[Colonel Starbottle’s Client and Other Stories by Bret Harte]@TWC D-Link book
Colonel Starbottle’s Client and Other Stories

CHAPTER II
3/15

The infant progeny of "Mammy Judy," an old nurse, made this a hiding-place from domestic justice, where they were eventually betrayed by subterranean giggling that had once or twice brought bashful confusion to the hearts of Miss Sally's admirers, and mischievous security to that finished coquette herself.
It was a pleasant September afternoon, on possibly one of these occasions, that Miss Sally, sitting before the piano, alternately striking a few notes with three pink fingers and glancing at her reflection in the polished rosewood surface of the lifted keyboard case, was heard to utter this languid protest:-- "Quit that kind of talk, Chet, unless you just admire to have every word of it repeated all over the county.

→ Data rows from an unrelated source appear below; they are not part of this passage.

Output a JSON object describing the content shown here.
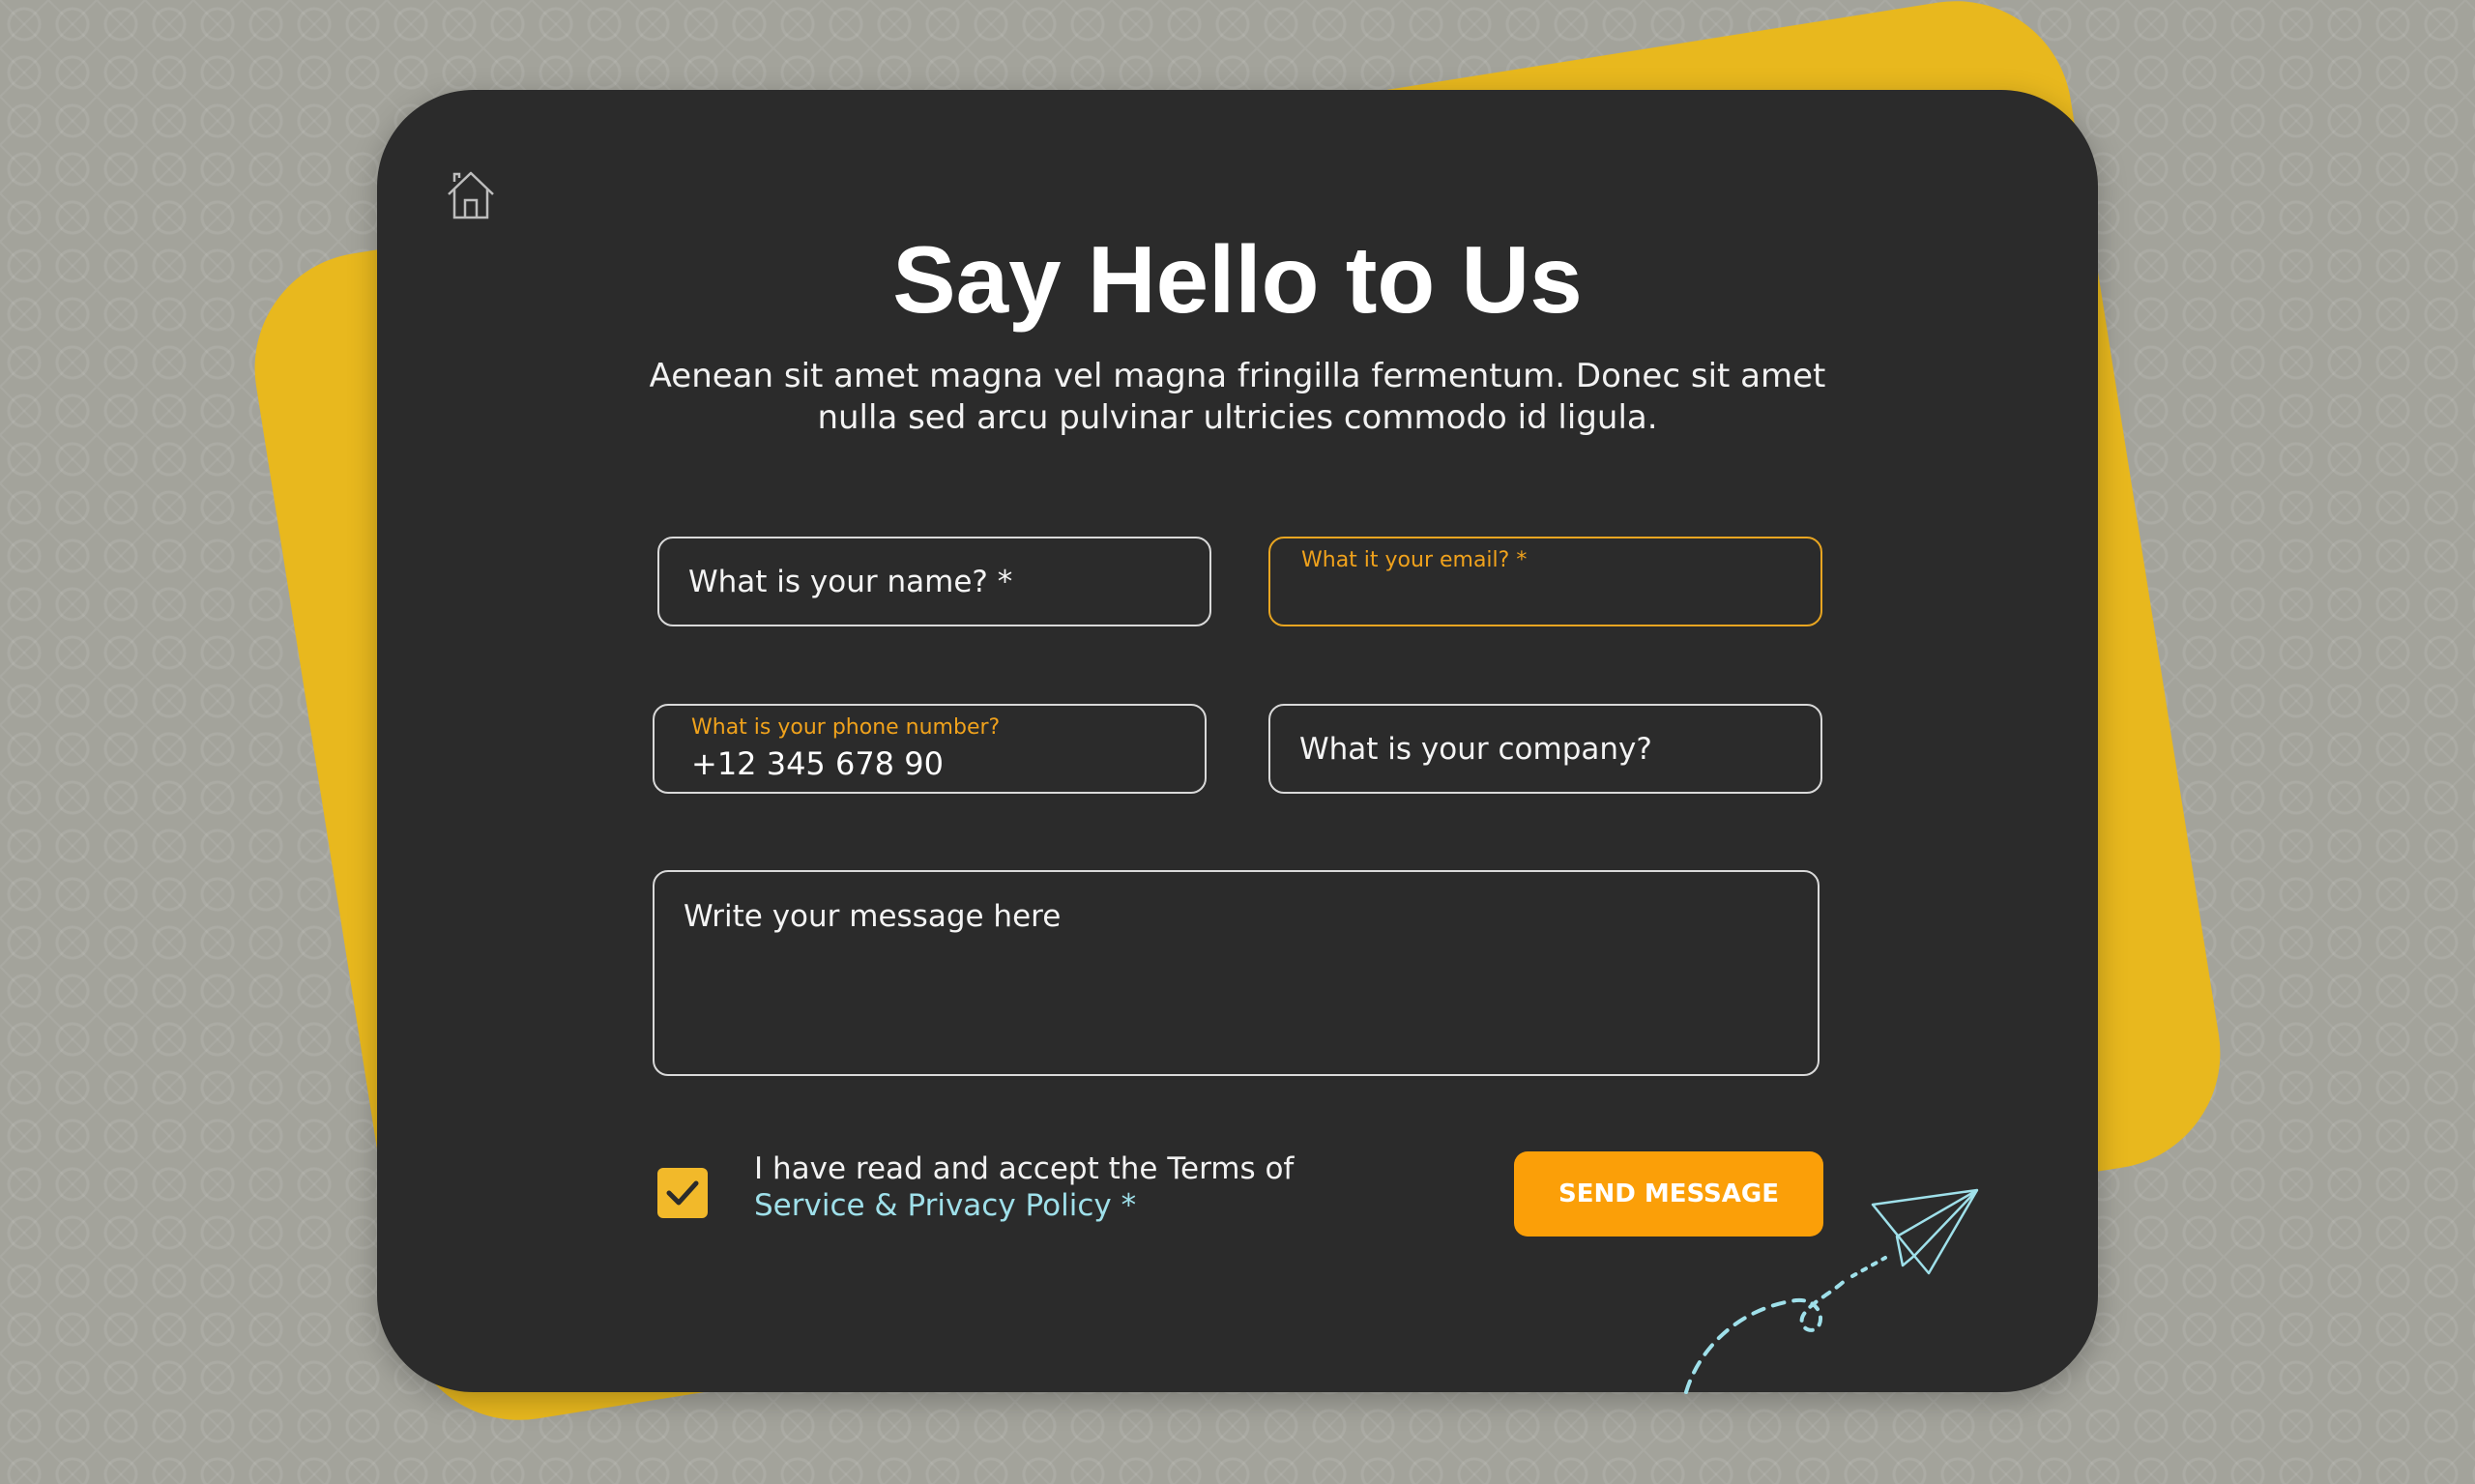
{
  "header": {
    "title": "Say Hello to Us",
    "subtitle_line1": "Aenean sit amet magna vel magna fringilla fermentum. Donec sit amet",
    "subtitle_line2": "nulla sed arcu pulvinar ultricies commodo id ligula."
  },
  "form": {
    "name": {
      "placeholder": "What is your name? *"
    },
    "email": {
      "label": "What it your email? *",
      "value": ""
    },
    "phone": {
      "label": "What is your phone number?",
      "value": "+12 345 678 90"
    },
    "company": {
      "placeholder": "What is your company?"
    },
    "message": {
      "placeholder": "Write your message here"
    },
    "terms": {
      "checked": true,
      "text": "I have read and accept the Terms of",
      "link": "Service & Privacy Policy *"
    },
    "submit_label": "SEND MESSAGE"
  },
  "icons": {
    "home": "home-icon",
    "check": "check-icon",
    "plane": "paper-plane-icon"
  },
  "colors": {
    "background": "#a3a39b",
    "accent_yellow": "#e8b81e",
    "card": "#2b2b2b",
    "button": "#fb9f08",
    "label_orange": "#f0a21c",
    "link_cyan": "#9fe0ea"
  }
}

Those little niggers of Mammy Judy's are lying round somewhere and are mighty 'cute, and sassy, I tell you.
It's nothin' to ME, sure, but Miss Hilda mightn't like to hear of it.

So soon after your particular attention to her at last night's pawty too." Here a fresh-looking young fellow of six-and-twenty, leaning uneasily over the piano from the opposite side, was heard to murmur that he didn't care what Miss Hilda heard, nor the whole world, for the matter of that.

"But," he added, with a faint smile, "folks allow that you know how to PLAY UP sometimes, and put on the loud pedal, when you don't want Mammy's niggers to hear." "Indeed," said the young lady demurely.

"Like this ?" She put out a distracting little foot, clothed in the white stocking and cool black prunella slipper then de rigueur in the State, and, pressing it on the pedal, began to drum vigorously on the keys.